Hobby Master HA1413 USN McDonnell Douglas A-4E Skyhawk Attack Aircraft - Lieutenant Commander Michael J. Estocin, VA-192 "Golden Dragons", USS Ticonderoga (CV-14), April 1967 (1:72 Scale)
"Television brought the brutality of war into the comfort of the living room. Vietnam was lost in the living rooms of America - not on the battlefields of Vietnam."
- Marshal McLuhan
The A-4 Skyhawk is an attack aircraft originally designed to operate from United States Navy aircraft carriers. Fifty years after the type's first flight, some of the nearly 3,000 Skyhawks produced remain in service with smaller air arms around the world. The aircraft was formerly the A4D Skyhawk, and was designed by the Douglas Aircraft Corporation, later McDonnell Douglas, now Boeing.
The Skyhawk was designed by Douglas' Ed Heinemann in response to a U.S. Navy call for a jet-powered attack aircraft to replace the A-1 Skyraider. Heinemann opted for a design that would minimize size, weight, and complexity. The result was an aircraft that weighed only half of the Navy's specification and had a wing so compact that it did not need to be folded for carrier stowage. The diminutive Skyhawk soon received the nicknames "Scooter", "Bantam Bomber", "Tinker Toy Bomber", and, on account of its nimble performance, "Heinemann's Hot-Rod."
The Navy issued a contract for the type on June 12th 1952, and the first prototype first flew on June 22nd, 1954. Deliveries to Navy and U.S. Marine Corps squadrons commenced in late 1956.
The Skyhawk remained in production until 1975, with a total of 2,960 aircraft built, including 555 two-seat trainers. The US Navy began removing the aircraft from its front-line squadrons in 1967, with the last retiring in 1975. The Marines would pass on the A-7 Corsair II. The last USMC Skyhawk was delivered in 1979, and were used until the mid-1990s until they were replaced by the similarly small, but V/STOL vertical landing AV-8 Harrier.
Pictured here is a 1:72 scale replica of an USN McDonnell Douglas A-4E Skyhawk attack aircraft that was piloted by Lieutenant Commander Michael J. Estocin, who was attached to VA-192, then embarked upon the USS Ticonderoga during April 1967.
Wingspan: 4.75 inches
Length: 6.75 inches
Release Date: January 2011
Historical Account: "Long Hull" - USS Ticonderoga (CV/CVA/CVS-14) was one of 24 Essex-class aircraft carriers built during World War II for the United States Navy. The ship was the fourth US Navy ship to bear the name, and was named for historic Fort Ticonderoga, which played a role in the American Revolutionary War. Ticonderoga was commissioned in May 1944, and served in several campaigns in the Pacific Theater of Operations, earning five battle stars. Decommissioned shortly after the end of the war, she was modernized and recommissioned in the early 1950s as an attack carrier (CVA), and then eventually became an antisubmarine carrier (CVS). She was recommissioned too late to participate in the Korean War, but was very active in the Vietnam War, earning three Navy Unit Commendations, one Meritorious Unit Commendation, and 12 battle stars.

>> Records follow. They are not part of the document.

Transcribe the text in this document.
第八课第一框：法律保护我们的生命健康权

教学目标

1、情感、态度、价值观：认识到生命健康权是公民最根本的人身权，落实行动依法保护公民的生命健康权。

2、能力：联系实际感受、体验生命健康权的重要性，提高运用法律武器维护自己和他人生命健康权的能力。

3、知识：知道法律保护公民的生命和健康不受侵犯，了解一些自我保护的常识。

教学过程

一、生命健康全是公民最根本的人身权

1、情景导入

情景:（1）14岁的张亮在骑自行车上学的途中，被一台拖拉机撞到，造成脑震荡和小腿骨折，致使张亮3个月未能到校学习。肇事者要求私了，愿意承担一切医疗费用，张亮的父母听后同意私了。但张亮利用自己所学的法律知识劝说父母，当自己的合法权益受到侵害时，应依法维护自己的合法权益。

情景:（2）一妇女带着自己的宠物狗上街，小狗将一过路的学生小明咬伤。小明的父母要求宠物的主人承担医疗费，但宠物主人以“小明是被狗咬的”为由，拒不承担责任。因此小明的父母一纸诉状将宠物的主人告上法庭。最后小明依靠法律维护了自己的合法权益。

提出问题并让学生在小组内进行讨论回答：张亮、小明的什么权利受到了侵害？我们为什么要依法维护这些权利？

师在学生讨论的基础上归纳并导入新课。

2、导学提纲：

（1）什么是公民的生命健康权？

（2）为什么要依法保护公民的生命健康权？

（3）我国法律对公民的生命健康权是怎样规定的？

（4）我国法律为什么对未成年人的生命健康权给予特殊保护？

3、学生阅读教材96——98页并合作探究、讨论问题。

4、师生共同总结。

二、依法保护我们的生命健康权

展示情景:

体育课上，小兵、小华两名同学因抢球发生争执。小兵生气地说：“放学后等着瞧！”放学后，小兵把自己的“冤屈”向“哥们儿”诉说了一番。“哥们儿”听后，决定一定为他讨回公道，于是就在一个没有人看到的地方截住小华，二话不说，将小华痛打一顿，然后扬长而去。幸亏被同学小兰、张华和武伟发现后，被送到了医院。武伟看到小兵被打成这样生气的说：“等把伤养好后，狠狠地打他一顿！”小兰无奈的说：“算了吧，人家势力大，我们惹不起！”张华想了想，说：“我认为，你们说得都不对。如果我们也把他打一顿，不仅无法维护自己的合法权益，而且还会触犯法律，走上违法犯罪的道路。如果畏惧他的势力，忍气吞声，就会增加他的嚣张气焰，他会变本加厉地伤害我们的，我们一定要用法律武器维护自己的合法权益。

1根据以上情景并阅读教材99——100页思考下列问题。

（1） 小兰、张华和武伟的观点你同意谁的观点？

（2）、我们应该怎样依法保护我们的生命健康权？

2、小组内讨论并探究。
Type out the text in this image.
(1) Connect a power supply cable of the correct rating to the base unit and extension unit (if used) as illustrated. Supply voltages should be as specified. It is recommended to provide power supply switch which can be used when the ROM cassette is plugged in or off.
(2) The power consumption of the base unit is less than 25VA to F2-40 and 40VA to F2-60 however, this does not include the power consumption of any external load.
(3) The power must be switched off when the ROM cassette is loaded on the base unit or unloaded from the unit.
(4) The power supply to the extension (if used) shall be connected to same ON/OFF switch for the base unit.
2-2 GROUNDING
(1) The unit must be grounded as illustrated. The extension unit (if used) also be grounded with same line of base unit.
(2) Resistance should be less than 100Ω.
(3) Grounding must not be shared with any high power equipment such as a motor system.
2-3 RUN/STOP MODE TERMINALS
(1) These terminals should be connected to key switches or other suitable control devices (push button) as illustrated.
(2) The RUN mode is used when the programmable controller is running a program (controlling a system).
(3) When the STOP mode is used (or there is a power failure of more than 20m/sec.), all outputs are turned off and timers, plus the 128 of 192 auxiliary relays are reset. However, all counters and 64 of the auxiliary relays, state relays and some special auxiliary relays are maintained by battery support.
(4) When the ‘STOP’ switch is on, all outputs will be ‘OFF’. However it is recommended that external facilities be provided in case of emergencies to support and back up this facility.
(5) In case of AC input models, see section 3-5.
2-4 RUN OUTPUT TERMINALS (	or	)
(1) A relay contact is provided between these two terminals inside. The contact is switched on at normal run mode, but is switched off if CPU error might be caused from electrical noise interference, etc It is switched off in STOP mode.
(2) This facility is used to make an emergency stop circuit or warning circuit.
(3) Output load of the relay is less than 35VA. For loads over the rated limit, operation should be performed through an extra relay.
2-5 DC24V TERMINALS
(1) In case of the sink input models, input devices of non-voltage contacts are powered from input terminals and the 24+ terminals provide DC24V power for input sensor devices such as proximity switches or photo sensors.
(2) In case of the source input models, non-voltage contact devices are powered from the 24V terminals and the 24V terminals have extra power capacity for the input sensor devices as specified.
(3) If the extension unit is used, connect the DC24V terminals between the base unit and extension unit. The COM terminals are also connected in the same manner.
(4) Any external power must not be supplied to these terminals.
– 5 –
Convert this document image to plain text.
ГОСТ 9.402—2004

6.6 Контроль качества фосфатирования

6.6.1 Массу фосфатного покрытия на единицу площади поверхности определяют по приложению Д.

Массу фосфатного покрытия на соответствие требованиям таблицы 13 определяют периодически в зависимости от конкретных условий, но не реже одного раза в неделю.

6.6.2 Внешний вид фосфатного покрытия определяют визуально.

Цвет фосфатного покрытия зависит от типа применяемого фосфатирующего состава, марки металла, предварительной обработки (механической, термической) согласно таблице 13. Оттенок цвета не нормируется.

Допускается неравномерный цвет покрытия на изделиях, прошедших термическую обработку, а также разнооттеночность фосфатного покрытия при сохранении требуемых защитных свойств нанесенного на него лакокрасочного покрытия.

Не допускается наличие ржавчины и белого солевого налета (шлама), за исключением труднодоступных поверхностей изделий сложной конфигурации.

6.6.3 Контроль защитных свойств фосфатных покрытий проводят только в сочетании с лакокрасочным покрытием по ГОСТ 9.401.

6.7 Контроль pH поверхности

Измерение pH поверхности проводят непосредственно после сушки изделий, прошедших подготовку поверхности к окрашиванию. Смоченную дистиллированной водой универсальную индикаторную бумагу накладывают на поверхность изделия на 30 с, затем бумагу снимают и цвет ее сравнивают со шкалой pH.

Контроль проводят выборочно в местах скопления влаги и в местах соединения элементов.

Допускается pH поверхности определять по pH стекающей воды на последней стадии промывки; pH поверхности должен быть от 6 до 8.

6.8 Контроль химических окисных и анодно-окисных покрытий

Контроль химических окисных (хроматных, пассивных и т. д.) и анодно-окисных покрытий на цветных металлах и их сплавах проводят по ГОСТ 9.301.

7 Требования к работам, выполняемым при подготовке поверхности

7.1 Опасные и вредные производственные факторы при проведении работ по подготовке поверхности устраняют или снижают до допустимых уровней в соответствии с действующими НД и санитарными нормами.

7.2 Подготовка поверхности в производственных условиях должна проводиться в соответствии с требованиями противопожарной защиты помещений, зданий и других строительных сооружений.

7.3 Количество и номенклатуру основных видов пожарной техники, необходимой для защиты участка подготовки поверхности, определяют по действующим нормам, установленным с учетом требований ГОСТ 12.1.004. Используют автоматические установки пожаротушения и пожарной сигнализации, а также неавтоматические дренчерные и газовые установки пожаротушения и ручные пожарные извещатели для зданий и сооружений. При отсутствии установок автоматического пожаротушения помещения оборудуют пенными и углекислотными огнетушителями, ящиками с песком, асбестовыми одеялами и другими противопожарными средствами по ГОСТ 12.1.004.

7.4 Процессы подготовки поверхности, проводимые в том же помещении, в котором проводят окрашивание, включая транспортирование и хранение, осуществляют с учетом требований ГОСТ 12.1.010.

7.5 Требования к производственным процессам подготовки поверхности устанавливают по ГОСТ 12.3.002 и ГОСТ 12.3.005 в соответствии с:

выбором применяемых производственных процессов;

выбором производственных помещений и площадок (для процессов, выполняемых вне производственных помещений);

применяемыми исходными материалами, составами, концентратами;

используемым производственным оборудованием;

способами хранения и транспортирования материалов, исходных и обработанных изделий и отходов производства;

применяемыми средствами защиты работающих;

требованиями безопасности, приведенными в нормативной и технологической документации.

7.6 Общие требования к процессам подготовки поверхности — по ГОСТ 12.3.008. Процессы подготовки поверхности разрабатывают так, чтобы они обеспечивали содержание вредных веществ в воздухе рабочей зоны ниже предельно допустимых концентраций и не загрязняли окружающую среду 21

Ticonderoga differed somewhat from the five Essex-class ships with lower hull numbers in that she was 16 ft (4.9 m) longer to accommodate bow-mounted anti-aircraft guns. Most subsequent Essex-class carriers were completed to this "long-hull" design and are considered by some authorities to be a separate class, the Ticonderoga class. Ticonderoga was decommissioned in 1973 and sold for scrap in 1975.